TOKYO, Mar 31 (Pulse News Wire) – Hitachi,ltd. (6501.T) announced today that its compensation committee approved revisions to the equity-based remuneration system for executives and senior managers, as well as certain group company officers.
The changes aim to strengthen the alignment between executive compensation and long-term enterprise value and shareholder returns. Under the revised plan, Hitachi will transition from Restricted Stock Units (RSUs) and Performance Share Units (PSUs) to a unified global framework based solely on RSUs and PSUs. The RSU program grants units equivalent to ordinary shares, vesting in thirds over three fiscal years, while PSUs are contingent upon achieving key performance indicators (KPIs). KPIs focus on Total Shareholder Return (TSR) growth relative to market indices and competitors, as well as ROIC targets outlined in Inspire 2027.

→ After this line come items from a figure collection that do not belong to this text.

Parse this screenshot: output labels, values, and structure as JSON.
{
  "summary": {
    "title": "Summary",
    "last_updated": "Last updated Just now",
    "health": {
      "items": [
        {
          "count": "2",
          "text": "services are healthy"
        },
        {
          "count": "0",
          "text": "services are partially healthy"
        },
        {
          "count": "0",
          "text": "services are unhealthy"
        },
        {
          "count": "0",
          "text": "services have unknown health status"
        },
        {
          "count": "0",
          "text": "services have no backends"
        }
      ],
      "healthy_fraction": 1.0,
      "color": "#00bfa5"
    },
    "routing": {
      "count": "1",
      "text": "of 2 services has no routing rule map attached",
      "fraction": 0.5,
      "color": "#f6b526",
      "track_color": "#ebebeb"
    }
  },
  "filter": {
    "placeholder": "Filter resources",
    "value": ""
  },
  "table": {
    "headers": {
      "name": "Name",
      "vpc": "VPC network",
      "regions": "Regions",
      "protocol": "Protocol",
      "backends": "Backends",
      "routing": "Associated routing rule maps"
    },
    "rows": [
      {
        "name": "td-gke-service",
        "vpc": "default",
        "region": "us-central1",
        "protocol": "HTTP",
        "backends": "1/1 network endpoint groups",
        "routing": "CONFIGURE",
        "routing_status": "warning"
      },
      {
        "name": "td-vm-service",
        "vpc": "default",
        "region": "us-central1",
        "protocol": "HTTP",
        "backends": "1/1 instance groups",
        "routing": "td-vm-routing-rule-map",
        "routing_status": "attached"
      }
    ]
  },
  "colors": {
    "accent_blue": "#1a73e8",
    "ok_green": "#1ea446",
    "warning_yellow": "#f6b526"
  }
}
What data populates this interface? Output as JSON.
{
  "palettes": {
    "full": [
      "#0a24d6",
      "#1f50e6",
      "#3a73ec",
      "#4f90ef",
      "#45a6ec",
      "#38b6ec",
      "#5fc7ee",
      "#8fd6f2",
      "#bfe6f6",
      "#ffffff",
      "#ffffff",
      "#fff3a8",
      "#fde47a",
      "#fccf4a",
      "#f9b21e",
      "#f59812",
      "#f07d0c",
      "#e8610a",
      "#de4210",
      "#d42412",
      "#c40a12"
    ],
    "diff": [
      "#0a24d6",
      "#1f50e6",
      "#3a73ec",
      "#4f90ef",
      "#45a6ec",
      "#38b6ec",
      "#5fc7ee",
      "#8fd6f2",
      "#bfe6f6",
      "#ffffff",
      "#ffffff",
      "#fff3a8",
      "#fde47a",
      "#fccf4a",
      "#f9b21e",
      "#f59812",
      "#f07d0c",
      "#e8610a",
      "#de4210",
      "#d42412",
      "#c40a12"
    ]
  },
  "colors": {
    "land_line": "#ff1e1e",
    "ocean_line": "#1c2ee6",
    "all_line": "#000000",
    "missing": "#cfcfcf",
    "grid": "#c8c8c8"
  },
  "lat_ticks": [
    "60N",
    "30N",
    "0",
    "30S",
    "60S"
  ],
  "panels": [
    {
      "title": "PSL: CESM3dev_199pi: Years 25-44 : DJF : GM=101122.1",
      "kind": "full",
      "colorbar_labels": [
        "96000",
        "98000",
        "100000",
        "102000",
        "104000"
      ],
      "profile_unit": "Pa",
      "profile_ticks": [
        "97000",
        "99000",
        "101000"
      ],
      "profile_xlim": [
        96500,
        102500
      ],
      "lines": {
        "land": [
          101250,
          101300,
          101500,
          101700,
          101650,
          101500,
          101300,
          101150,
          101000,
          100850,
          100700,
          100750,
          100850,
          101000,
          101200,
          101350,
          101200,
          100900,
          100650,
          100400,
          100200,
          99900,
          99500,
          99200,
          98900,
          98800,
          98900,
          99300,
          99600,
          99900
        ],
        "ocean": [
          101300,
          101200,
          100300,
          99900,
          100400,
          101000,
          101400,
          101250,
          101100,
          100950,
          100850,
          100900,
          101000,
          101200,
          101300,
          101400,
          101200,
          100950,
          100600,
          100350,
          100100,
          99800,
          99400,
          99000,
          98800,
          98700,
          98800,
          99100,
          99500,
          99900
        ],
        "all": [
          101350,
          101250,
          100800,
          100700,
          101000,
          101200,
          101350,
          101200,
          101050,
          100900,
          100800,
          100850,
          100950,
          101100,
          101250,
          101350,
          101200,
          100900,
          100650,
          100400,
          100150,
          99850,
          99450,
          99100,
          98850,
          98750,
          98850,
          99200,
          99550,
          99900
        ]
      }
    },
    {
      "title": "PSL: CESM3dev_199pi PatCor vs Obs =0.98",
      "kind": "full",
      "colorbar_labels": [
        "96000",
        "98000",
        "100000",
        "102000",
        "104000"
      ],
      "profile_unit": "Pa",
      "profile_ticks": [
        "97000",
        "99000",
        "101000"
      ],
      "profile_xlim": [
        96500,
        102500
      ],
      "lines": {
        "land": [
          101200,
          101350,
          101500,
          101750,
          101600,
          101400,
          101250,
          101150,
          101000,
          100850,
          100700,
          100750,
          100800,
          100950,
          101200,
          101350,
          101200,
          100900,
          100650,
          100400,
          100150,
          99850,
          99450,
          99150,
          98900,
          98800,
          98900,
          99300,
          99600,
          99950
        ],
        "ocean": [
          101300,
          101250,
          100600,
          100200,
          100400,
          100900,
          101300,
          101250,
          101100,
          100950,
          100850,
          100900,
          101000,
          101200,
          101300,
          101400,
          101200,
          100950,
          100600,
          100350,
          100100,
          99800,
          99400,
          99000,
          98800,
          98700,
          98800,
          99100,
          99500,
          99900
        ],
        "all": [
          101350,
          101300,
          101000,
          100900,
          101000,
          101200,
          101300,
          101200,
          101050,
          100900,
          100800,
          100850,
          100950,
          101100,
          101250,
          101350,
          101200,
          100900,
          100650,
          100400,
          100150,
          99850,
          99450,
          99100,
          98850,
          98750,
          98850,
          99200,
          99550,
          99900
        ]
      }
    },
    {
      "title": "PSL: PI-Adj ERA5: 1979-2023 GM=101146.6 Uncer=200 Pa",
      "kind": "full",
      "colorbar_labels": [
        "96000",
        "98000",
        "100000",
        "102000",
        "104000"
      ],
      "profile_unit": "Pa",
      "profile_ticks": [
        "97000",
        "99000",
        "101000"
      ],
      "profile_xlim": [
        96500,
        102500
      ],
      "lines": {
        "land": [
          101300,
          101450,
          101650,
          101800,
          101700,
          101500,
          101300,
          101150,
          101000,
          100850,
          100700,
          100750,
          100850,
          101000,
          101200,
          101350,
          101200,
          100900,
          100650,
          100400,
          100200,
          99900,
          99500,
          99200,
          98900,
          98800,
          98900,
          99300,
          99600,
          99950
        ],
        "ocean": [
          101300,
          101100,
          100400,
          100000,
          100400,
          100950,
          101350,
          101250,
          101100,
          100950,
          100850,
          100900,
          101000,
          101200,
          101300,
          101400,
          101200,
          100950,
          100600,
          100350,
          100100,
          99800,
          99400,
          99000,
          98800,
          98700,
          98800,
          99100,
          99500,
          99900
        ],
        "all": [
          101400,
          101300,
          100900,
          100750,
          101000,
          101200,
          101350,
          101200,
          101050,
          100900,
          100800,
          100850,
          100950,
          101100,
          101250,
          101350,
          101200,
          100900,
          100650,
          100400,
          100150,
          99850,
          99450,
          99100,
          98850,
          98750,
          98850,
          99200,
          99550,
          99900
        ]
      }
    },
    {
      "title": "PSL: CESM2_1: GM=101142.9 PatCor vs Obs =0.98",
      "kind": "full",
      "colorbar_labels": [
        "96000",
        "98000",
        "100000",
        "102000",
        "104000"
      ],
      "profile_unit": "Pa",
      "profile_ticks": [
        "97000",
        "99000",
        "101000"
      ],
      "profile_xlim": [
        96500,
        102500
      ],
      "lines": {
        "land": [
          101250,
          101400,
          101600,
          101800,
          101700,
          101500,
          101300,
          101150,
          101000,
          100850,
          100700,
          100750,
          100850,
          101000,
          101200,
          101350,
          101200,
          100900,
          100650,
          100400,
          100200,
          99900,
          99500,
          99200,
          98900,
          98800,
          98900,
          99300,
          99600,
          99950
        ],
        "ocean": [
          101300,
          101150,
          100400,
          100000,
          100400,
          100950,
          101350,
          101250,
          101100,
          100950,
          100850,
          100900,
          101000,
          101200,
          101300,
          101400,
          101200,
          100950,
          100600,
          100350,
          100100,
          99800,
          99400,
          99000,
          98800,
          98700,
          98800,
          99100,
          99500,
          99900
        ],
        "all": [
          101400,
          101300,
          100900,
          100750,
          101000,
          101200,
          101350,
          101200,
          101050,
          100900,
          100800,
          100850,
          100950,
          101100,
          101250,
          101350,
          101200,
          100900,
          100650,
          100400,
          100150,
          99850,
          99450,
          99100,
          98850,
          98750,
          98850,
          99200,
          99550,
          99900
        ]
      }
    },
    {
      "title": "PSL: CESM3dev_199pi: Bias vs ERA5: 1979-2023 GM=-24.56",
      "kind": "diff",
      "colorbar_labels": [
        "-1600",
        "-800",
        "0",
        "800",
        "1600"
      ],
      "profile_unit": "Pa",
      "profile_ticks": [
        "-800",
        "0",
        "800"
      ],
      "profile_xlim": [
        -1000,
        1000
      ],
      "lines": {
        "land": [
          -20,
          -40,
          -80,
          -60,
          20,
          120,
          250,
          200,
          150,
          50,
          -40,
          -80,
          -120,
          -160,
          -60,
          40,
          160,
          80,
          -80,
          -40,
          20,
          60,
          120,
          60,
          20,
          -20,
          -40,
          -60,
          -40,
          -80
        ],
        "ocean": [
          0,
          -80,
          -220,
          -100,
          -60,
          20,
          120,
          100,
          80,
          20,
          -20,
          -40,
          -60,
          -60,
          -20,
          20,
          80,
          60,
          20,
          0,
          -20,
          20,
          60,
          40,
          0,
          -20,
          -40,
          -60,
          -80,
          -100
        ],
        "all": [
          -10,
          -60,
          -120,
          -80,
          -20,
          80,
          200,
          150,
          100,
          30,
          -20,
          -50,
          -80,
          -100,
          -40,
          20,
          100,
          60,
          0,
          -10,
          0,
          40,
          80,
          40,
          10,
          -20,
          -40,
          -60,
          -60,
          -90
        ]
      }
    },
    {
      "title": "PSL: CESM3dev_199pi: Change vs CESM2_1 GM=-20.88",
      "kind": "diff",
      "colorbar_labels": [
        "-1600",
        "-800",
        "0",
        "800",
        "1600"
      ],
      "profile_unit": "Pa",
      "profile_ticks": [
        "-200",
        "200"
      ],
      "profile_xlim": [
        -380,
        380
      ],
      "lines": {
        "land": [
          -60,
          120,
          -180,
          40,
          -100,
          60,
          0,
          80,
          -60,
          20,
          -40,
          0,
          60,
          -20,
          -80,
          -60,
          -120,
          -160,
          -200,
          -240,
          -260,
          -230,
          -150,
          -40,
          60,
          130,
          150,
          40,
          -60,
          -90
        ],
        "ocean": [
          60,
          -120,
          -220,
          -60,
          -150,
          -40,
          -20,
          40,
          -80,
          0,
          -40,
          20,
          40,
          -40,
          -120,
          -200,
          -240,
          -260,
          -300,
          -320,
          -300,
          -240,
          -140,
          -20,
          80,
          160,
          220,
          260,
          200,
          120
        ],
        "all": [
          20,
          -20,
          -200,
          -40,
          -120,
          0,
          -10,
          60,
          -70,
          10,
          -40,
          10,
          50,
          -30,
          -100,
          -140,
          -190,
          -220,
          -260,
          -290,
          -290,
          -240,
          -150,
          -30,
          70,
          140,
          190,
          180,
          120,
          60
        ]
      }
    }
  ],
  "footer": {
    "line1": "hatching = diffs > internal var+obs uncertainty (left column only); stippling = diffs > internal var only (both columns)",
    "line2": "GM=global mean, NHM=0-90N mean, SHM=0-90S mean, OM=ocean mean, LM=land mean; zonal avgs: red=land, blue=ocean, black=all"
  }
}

Additionally, Hitachi will introduce a new structure where PSUs granted post-revision will not carry transfer restrictions, enhancing clarity in linking performance outcomes to rewards. The allocation ratio remains unchanged, with RSUs accounting for approximately 30% and PSU allocations split evenly between price-conditioned PSUs and those tied to ROIC and sustainability goals, each comprising 70% and 10% respectively. Hitachi also noted that existing RS programs initiated prior to the revision will continue under previous conditions, while RSU programs introduced in fiscal 2024 for directors will remain unaffected. Looking ahead, Hitachi acknowledged potential risks affecting future plans and strategies, including economic fluctuations, geopolitical events, regulatory changes, and technological challenges.